LinuxQuestions.org
Latest LQ Deal: Latest LQ Deals
Home Forums Tutorials Articles Register
Go Back   LinuxQuestions.org > Forums > Enterprise Linux Forums > Linux - Enterprise
User Name
Password
Linux - Enterprise This forum is for all items relating to using Linux in the Enterprise.

Notices


Reply
  Search this Thread
Old 11-26-2010, 03:12 PM   #1
dmonty
LQ Newbie
 
Registered: Dec 2004
Posts: 20

Rep: Reputation: 2
Source of heavy disk io?


Background:
* high school environment.
* 217 diskless clients (root) / run off server.
* server running raid10 with 4 disks.
* every once in a while atop and top show high IOWAIT on the disks.
* most of the time everything is fast/snappy.

Question:
* Is there a way to tell/track which files are causing the IO wait?
** I know that at times of the day there is high IO wait.
** I know that it is NFS causing it. But I don't know what the nfs thread is reading/writing to create the disk IO - kde cache file? firefox flash applet? /usr/games/some_game?
 
Old 11-26-2010, 03:25 PM   #2
Pearlseattle
Member
 
Registered: Aug 2007
Location: Zurich, Switzerland
Distribution: Gentoo
Posts: 999

Rep: Reputation: 142Reputation: 142
Stupid question: is atop similar to iotop? (just installed atop but have some problems understanding its output)
 
Old 11-26-2010, 04:14 PM   #3
syg00
LQ Veteran
 
Registered: Aug 2003
Location: Australia
Distribution: Lots ...
Posts: 21,120

Rep: Reputation: 4120Reputation: 4120Reputation: 4120Reputation: 4120Reputation: 4120Reputation: 4120Reputation: 4120Reputation: 4120Reputation: 4120Reputation: 4120Reputation: 4120
%wa isn't a direct indicator of tasks waiting for I/O to complete. Very poor name, and an almost useless metric. It indicates that (all) the CPUs are idle, and there is uncompleted I/O. Might be just one I/O, might be a write out that no-one cares about. No way to tell.
What's you loadavg at the same time - that might (MIGHT) be a better indicator, but for "peaky" values, you might not even see it in the numbers. You might want to look at installing collectl.

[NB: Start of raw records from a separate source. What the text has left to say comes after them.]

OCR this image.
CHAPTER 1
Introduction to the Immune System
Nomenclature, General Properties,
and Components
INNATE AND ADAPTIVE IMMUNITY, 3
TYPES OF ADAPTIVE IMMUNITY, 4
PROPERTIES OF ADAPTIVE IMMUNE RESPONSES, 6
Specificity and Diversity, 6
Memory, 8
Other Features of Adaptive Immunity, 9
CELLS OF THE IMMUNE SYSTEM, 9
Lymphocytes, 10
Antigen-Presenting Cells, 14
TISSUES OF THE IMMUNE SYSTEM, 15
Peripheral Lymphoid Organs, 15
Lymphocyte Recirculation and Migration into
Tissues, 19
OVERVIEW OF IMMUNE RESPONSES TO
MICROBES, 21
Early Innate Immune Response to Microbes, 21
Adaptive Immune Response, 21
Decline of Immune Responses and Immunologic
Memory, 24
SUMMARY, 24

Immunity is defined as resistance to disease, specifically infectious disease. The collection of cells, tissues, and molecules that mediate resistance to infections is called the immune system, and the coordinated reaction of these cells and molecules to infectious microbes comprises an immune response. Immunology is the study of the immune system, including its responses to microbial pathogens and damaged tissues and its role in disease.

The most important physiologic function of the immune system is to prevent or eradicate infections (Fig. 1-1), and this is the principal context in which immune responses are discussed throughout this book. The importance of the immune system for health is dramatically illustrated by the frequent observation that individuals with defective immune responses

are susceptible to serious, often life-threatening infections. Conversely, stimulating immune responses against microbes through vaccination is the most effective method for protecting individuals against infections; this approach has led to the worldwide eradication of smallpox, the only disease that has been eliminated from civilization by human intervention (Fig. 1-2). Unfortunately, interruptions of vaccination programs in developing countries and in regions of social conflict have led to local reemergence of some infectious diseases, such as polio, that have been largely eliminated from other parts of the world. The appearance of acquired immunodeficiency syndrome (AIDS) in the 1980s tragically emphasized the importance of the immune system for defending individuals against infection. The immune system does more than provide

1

Hardware or software RAID ?. Separate controllers ?. Are you swapping ?. Is it impacting your users ?.

I doubt there is an easy way to identify file access - iotop indicates the major users, but you already know that.
 
Old 11-26-2010, 04:35 PM   #4
Pearlseattle
Member
 
Registered: Aug 2007
Location: Zurich, Switzerland
Distribution: Gentoo
Posts: 999

Rep: Reputation: 142Reputation: 142
syg00 is right - I think especially concerning "It indicates that (all) the CPUs are idle, and there is uncompleted I/O" and "Is it impacting your users ?".
I used to work with an IBM AIX server and had often high wait times with the CPU and at the beginning I was jumping around trying to lower that value but in most of the cases ("most" - not "all") it was normal and had practically no repercussions on the users.
 
Old 11-26-2010, 05:04 PM   #5
dmonty
LQ Newbie
 
Registered: Dec 2004
Posts: 20

Original Poster
Rep: Reputation: 2
Quote:
Originally Posted by syg00 View Post
I doubt there is an easy way to identify file access - iotop indicates the major users, but you already know that.
This is what I figured it is not possible to track IO on a per file basis. I've been comparing our school's diskless servers in MRTG and and it seems when we get to around 200 diskless workstations the hardware raid can not keep up. So I'll be focusing in on faster drives/raid.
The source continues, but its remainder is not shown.